A number of other senior Regional Military Command members have also been promoted: Light Infantry Division (LID) 33 commander Aung Kyaw Zaw becomes the Northeastern Regional Military Commander (RMC), while LID 88 commander, whose name is not known, will become the Southern RMC. LID 99 commander Khin Maung Htay will become the Coastal Region Military Commander, and LID 101 commmander Sein Win has been transferred to the ministry of foreign affairs. The previous RMCs have all been moved to the Bureau of Special Operations (BSO) to replace their predecessors who have now retired.
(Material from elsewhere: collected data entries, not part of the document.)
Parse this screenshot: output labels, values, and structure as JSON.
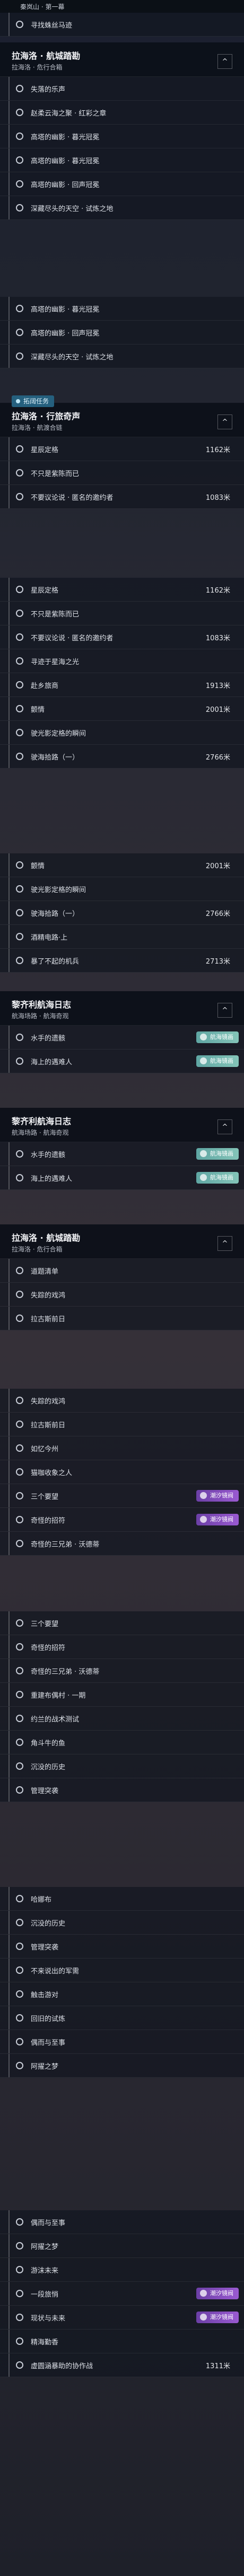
{
  "top_title": "秦岚山 · 第一幕",
  "seg1_rows": [
    "寻找蛛丝马迹"
  ],
  "quest_main": {
    "title": "拉海洛 · 航城踏勘",
    "sub": "拉海洛 · 危行合箱"
  },
  "seg2_rows": [
    "失落的乐声",
    "赵柔云海之聚 · 红彩之章",
    "高塔的幽影 · 暮光冠冕",
    "高塔的幽影 · 暮光冠冕",
    "高塔的幽影 · 回声冠冕",
    "深藏尽头的天空 · 试炼之地"
  ],
  "seg3_rows": [
    "高塔的幽影 · 暮光冠冕",
    "高塔的幽影 · 回声冠冕",
    "深藏尽头的天空 · 试炼之地"
  ],
  "quest_tag": "拓阔任务",
  "quest_second": {
    "title": "拉海洛 · 行旅奇声",
    "sub": "拉海洛 · 航渡合链"
  },
  "seg4_rows": [
    {
      "label": "星辰定格",
      "dist": "1162米"
    },
    {
      "label": "不只是紫陈而已",
      "dist": ""
    },
    {
      "label": "不要议论说 · 匿名的邀约者",
      "dist": "1083米"
    }
  ],
  "seg5_rows": [
    {
      "label": "星辰定格",
      "dist": "1162米"
    },
    {
      "label": "不只是紫陈而已",
      "dist": ""
    },
    {
      "label": "不要议论说 · 匿名的邀约者",
      "dist": "1083米"
    },
    {
      "label": "寻迹于星海之光",
      "dist": ""
    },
    {
      "label": "赴乡旅商",
      "dist": "1913米"
    },
    {
      "label": "颤情",
      "dist": "2001米"
    },
    {
      "label": "驶光影定格的瞬间",
      "dist": ""
    },
    {
      "label": "驶海拾路（一）",
      "dist": "2766米"
    }
  ],
  "seg6_rows": [
    {
      "label": "颤情",
      "dist": "2001米"
    },
    {
      "label": "驶光影定格的瞬间",
      "dist": ""
    },
    {
      "label": "驶海拾路（一）",
      "dist": "2766米"
    },
    {
      "label": "酒精电路·上",
      "dist": ""
    },
    {
      "label": "暴了不起的机兵",
      "dist": "2713米"
    }
  ],
  "quest_log1": {
    "title": "黎齐利航海日志",
    "sub": "航海场路 · 航海奇观"
  },
  "seg7_rows": [
    "水手的遗骸",
    "海上的遇难人"
  ],
  "badge_hang": "航海镜画",
  "badge_chao": "潮汐镜阀",
  "seg8_rows": [
    "水手的遗骸",
    "海上的遇难人"
  ],
  "seg9_rows": [
    "道题清单",
    "失踪的戏鸿",
    "拉古斯前日"
  ],
  "seg10_rows": [
    "失踪的戏鸿",
    "拉古斯前日",
    "如忆今州",
    "猫咖收象之人",
    "三个要望",
    "奇怪的招符",
    "奇怪的三兄弟 · 沃德蒂"
  ],
  "seg11_rows": [
    "三个要望",
    "奇怪的招符",
    "奇怪的三兄弟 · 沃德蒂",
    "重建布偶村 · 一期",
    "约兰的战术测试",
    "角斗牛的鱼",
    "沉没的历史",
    "管理突袭"
  ],
  "seg12_rows": [
    "哈娜布",
    "沉没的历史",
    "管理突袭",
    "不来说出的军需",
    "触击游对",
    "回旧的试炼",
    "偶而与至事",
    "阿擢之梦"
  ],
  "seg13_rows": [
    "偶而与至事",
    "阿擢之梦",
    "游沫未来",
    "一段旅悄",
    "现状与未来",
    "精海勤香",
    "虚圆涵暴助的协作战"
  ],
  "seg13_dist": "1311米"
}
The government has stipulated that no one older than 60 shall serve as the commander-in-chief of Burma’s 500,000-strong army, who’s various leaders have ruled the Southeast Asian pariah since a coup in 1962.

The Burmese junta has launched a wholesale reshuffle of its ranks in recent months, starting with Thein Sein’s resignation in April. It is only two months until the country’s first elections in 20 years, and conditions surrounding the polls appear to have been carefully orchestrated to ensure that while a cosmetic change takes place at the top of the government, the same people will continue to pull the strings after November.

The re-positioning is also apparently in accordance with a clause in the 2008 constitution that says that both the vice president and president “shall be well acquainted with the affairs of the Union, such as…military”, implying that experience in the army may be a prerequisite for the top jobs.

Moreover, the constitution rules that 25 percent of parliamentary seats must been given to military personnel, which may be a key reason behind the reshuffle.

This would rule out the vast majority of candidates running in the elections, and seems to reinforce concerns that Burma’s future is being planned before polls even take place.

Forty-one parties have so far been approved to compete, but many of the smaller groups have complained that the 500,000 kyat (US$500) registration fee for each candidate is well beyond their reach, and therefore are forced to significantly reduce the number of candidates they’ll be fielding.